Contenuti come “Emozioni da giocare” hanno difficoltà ad avere un pubblico vasto perché per tanto tempo si è parlato di videogioco solo come di un prodotto. Ma al di là della grafica, il videogioco che ti ha lasciato? Le emozioni intime, come la tristezza o l’orgoglio o la rabbia. Perché quel videogioco ti ha fatto arrabbiare? Parlare di videogioco in senso intimo è possibile perché le sfaccettature sono tante.
Il lavoro è durato anni perché inizialmente abbiamo avuto difficoltà a trovare un editore, che poi abbiamo trovato in Poliniani con suo grande entusiasmo. Devo dire che anche i vari contributor che abbiamo contattato hanno accettato subito e a me questo ha dato grande felicità e fiducia per il dibattito attorno al videogioco: si sente la necessità di dibatterne in maniera più evoluta. Mi piace pensare che questi siano piccoli passi in più per avere quella profondità di cui parlavamo all’inizio.
Curare una simile raccolta prevede anche instaurare un approccio collaborativo con chi ha contribuito e ha inviato il testo, magari chiedendo integrazioni?

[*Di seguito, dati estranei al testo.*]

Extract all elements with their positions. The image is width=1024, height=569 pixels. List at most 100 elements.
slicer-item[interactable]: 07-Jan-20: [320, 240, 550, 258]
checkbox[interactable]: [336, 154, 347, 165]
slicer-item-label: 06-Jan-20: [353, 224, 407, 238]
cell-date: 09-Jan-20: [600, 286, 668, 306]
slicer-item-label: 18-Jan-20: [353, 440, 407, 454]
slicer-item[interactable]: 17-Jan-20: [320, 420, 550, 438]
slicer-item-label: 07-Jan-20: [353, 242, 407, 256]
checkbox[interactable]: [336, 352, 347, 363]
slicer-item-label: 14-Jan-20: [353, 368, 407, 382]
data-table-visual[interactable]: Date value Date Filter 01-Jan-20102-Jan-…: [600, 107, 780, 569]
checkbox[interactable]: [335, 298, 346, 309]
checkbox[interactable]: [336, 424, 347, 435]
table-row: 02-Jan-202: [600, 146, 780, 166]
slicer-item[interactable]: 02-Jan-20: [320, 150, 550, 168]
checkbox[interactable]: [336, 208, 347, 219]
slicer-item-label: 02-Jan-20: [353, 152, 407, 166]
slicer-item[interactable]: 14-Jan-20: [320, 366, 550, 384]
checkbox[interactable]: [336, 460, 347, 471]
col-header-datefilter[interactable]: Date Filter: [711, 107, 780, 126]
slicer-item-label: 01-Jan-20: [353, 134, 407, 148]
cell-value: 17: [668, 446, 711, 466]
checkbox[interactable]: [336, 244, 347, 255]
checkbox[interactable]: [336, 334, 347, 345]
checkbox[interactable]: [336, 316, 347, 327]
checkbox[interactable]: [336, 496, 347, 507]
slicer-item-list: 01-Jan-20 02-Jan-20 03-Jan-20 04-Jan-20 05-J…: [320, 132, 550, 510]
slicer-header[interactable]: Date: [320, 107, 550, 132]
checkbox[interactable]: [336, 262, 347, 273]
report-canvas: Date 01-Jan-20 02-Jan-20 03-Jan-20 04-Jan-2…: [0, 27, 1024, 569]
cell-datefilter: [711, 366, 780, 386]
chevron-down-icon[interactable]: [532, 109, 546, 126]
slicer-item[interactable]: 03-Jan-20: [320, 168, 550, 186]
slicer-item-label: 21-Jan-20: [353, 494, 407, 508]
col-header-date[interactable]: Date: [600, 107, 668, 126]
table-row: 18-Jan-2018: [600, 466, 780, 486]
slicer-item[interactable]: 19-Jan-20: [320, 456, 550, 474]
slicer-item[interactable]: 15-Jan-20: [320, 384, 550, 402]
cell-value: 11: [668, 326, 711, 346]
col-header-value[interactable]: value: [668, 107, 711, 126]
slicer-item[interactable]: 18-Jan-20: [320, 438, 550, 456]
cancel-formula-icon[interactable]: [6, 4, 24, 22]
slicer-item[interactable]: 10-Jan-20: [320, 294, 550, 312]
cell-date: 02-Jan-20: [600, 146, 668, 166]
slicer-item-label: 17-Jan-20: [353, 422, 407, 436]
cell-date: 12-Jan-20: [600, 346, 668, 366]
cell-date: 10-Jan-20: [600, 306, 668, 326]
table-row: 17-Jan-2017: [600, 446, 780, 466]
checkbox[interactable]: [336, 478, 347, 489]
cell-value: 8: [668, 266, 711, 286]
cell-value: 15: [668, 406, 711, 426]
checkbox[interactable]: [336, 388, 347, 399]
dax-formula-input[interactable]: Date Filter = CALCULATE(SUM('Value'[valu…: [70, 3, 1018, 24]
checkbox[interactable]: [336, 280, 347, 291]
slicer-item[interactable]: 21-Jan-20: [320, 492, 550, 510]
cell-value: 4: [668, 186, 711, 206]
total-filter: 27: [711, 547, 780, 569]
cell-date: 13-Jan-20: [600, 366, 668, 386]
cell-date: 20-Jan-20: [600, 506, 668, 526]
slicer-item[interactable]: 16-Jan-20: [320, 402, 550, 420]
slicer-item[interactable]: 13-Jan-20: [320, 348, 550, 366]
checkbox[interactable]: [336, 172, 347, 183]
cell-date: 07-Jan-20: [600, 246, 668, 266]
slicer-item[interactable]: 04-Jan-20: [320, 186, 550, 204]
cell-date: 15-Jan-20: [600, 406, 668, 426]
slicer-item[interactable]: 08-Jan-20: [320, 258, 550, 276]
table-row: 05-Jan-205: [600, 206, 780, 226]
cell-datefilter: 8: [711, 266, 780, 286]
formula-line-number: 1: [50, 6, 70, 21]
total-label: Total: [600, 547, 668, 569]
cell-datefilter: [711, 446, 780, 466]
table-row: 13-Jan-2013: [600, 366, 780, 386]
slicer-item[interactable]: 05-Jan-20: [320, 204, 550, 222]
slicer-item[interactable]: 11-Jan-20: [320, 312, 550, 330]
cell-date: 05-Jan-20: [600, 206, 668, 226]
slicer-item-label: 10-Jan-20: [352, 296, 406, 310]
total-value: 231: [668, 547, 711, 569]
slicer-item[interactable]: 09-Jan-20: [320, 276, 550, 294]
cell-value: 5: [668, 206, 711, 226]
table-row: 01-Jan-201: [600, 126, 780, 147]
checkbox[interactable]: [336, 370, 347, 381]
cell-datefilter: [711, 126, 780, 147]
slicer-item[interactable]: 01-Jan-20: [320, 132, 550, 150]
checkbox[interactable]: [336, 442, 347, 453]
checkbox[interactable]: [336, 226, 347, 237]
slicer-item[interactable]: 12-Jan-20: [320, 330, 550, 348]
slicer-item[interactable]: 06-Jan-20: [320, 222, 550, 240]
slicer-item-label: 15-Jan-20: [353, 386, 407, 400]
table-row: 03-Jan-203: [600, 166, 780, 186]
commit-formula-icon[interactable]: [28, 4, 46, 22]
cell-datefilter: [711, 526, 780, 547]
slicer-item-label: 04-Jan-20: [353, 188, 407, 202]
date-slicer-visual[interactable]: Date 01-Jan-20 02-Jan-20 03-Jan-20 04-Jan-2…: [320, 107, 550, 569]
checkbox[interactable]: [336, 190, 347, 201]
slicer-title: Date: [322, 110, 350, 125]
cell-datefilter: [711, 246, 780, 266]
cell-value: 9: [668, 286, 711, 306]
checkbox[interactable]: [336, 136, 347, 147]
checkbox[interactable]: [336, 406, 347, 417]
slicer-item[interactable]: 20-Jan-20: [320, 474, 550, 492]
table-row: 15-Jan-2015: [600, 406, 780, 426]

Ci sono stati degli scambi. Proprio perché, nel nostro caso, le emozioni sono le protagoniste principali, volevamo assicurarci che chi scrivesse parlasse di un’emozione a lei cara. Una volta mandata la prima bozza c’era una prima revisione, ma non ci sono state vere e proprie correzioni perché è una cosa molto personale e non ci siamo permessi di dire “questo non puoi, questo sì”. Erano più correzioni a livello formale. Il rapporto che si è generato è stato molto spontaneo.

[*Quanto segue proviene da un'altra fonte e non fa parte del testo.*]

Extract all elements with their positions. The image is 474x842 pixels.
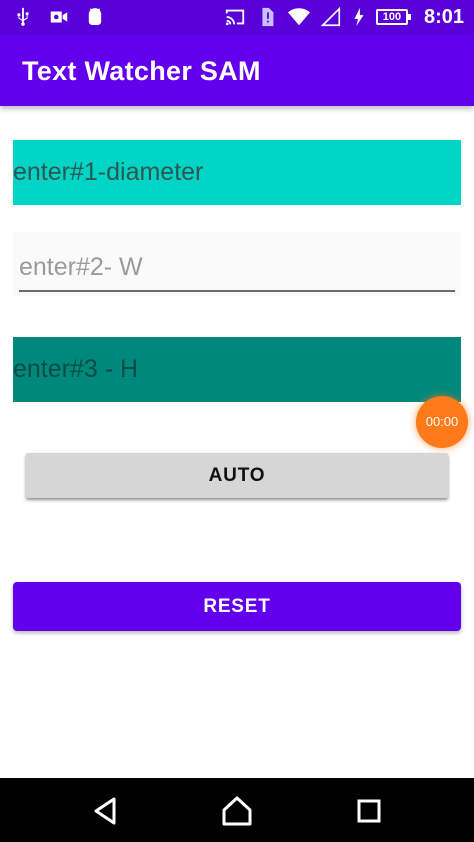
android-debug-icon xyxy=(88,8,102,26)
status-bar-clock: 8:01 xyxy=(423,5,464,28)
recents-icon[interactable] xyxy=(352,794,386,828)
usb-icon xyxy=(17,7,29,26)
reset-button[interactable]: RESET xyxy=(13,582,461,631)
diameter-input[interactable] xyxy=(13,140,461,205)
signal-icon xyxy=(320,6,341,27)
height-input[interactable] xyxy=(13,337,461,402)
cast-icon xyxy=(225,9,245,26)
diameter-field[interactable] xyxy=(13,140,461,205)
height-field[interactable] xyxy=(13,337,461,402)
app-bar: Text Watcher SAM xyxy=(0,34,474,106)
sim-alert-icon xyxy=(262,7,274,27)
width-field[interactable] xyxy=(13,232,461,296)
width-input[interactable] xyxy=(13,232,461,296)
battery-charging-icon xyxy=(354,7,364,27)
status-bar: 100 8:01 xyxy=(0,0,474,34)
battery-level: 100 xyxy=(375,9,411,25)
wifi-icon xyxy=(287,8,310,26)
app-title: Text Watcher SAM xyxy=(22,56,261,86)
video-camera-icon xyxy=(50,11,68,23)
status-bar-left xyxy=(12,6,106,28)
home-icon[interactable] xyxy=(220,794,254,828)
auto-button[interactable]: AUTO xyxy=(26,453,448,498)
navigation-bar xyxy=(0,778,474,842)
width-input-underline xyxy=(19,290,455,292)
status-bar-right: 100 8:01 xyxy=(224,5,464,29)
back-icon[interactable] xyxy=(89,794,123,828)
floating-timer-bubble[interactable]: 00:00 xyxy=(416,396,468,448)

In questa intervista abbiamo tessuto due fili: la soggettività e l’emozione. Quindi vorrei chiudere con una nota personale. Quali sono gli ultimi giochi che ti hanno emozionato? Ti emozioni ancora per le stesse cose che ti emozionavano anni fa?
È una domanda bellissima. Io mi emoziono quasi sempre quando gioco, altrimenti non giocherei: è la scintilla principale che mi spinge a giocare. Una delle esperienze più forti dell’ultimo periodo è Disco Elysium. In questo gioco sei un poliziotto che si è dimenticato tutto, persino il suo aspetto, e l’unica cosa che può fare è basarsi sulla sua personalità, che sono poi i parametri di un gioco di ruolo (GDR). Io ho basato il mio personaggi su tratti anche molto diversi dai miei, ma mi sono affezionata a un coinvolgimento che non pensavo che avrei provato.

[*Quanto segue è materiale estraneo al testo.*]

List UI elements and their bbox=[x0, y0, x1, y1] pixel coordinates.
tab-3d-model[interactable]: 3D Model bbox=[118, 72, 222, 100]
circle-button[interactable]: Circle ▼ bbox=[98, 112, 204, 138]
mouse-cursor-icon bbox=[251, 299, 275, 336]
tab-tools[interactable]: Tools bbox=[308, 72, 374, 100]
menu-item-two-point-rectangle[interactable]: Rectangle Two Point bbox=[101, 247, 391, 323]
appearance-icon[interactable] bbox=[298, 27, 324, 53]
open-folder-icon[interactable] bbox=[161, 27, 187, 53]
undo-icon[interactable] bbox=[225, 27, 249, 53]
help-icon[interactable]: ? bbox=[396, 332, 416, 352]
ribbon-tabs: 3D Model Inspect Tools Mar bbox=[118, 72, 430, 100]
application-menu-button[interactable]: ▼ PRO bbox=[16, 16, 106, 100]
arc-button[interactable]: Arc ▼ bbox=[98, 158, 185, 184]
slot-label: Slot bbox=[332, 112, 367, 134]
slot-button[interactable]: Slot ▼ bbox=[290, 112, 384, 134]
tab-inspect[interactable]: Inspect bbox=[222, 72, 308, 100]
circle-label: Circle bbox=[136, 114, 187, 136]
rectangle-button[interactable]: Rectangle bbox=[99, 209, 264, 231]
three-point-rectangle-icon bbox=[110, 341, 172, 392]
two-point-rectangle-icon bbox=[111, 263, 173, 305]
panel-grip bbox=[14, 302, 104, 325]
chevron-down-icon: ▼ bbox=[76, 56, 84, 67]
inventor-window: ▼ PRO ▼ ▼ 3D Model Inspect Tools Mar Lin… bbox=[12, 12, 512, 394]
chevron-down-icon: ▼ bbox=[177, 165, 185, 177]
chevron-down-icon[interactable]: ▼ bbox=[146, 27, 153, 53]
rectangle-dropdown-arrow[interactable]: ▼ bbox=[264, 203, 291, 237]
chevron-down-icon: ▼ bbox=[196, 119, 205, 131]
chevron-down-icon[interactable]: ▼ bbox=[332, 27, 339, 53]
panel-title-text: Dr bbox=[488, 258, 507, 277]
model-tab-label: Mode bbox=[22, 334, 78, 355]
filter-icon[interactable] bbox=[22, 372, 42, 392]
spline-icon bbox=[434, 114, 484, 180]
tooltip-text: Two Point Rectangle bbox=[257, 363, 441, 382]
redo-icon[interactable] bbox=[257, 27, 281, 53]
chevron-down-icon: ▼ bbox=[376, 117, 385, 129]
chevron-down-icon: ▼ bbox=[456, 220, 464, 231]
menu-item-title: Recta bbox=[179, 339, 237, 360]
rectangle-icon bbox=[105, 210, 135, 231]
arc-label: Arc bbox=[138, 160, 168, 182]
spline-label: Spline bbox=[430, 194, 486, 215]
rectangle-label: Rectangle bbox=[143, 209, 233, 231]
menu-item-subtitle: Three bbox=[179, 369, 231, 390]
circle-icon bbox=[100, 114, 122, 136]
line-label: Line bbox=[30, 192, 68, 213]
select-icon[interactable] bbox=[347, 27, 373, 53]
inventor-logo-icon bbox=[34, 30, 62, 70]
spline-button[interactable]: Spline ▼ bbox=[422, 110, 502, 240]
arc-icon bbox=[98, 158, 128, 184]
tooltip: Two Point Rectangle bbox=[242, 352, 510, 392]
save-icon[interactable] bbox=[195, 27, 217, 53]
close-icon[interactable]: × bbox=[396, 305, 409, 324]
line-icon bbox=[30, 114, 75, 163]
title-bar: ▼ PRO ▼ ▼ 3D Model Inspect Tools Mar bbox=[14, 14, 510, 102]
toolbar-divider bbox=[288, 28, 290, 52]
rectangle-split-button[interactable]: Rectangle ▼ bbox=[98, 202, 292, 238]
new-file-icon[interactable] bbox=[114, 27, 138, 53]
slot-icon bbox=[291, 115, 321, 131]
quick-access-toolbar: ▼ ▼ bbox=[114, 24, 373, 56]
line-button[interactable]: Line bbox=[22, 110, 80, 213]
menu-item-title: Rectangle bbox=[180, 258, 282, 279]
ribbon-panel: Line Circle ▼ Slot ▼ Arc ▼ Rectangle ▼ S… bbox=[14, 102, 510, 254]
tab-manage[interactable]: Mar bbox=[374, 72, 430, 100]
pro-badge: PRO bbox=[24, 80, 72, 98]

Per tanto tempo ho giocato ai GDR perché mi davano un senso di potenza: tutto quello che incontravo lo potevo risolvere. In Disco Elysium tutto questo crolla e per un motivo: accetto la sconfitta. È una cosa bellissima perché si avvicina al mondo reale. Mi emoziono soprattutto quando il videogioco si avvicina alla vita reale. Un videogioco è fatto da persone reali, che riversano le loro esperienze e le loro emozioni nel videogioco e a me piace godere di questi sottotesti.
Crescendo i giochi che adoravo ora che ho una sensibilità diversa non mi emozionano più. La Legendary Edition di Mass Effect mi ha fatto rimanere male, soprattutto il primo, che era il mio preferito della trilogia: l’ho trovato di una banalità disarmante, oltre a portarsi dietro i suoi anni a livello di giocabilità. Mi ha lasciato triste non aver provato neanche un senso di nostalgia.
Per alcuni giochi ci sono età e momenti giusti: ho grande affetto per Final Fantasy 8, ma riconosco che tra i Final Fantasy è fra i più brutti mai giocati. Credo che non ritrovarsi più nei giochi del proprio passato sia un’esperienza che chiunque giochi debba provare sia per capire com’è cambiato il medium sia per comprendere come sei maturato tu. È qualcosa di profondo e bellissimo.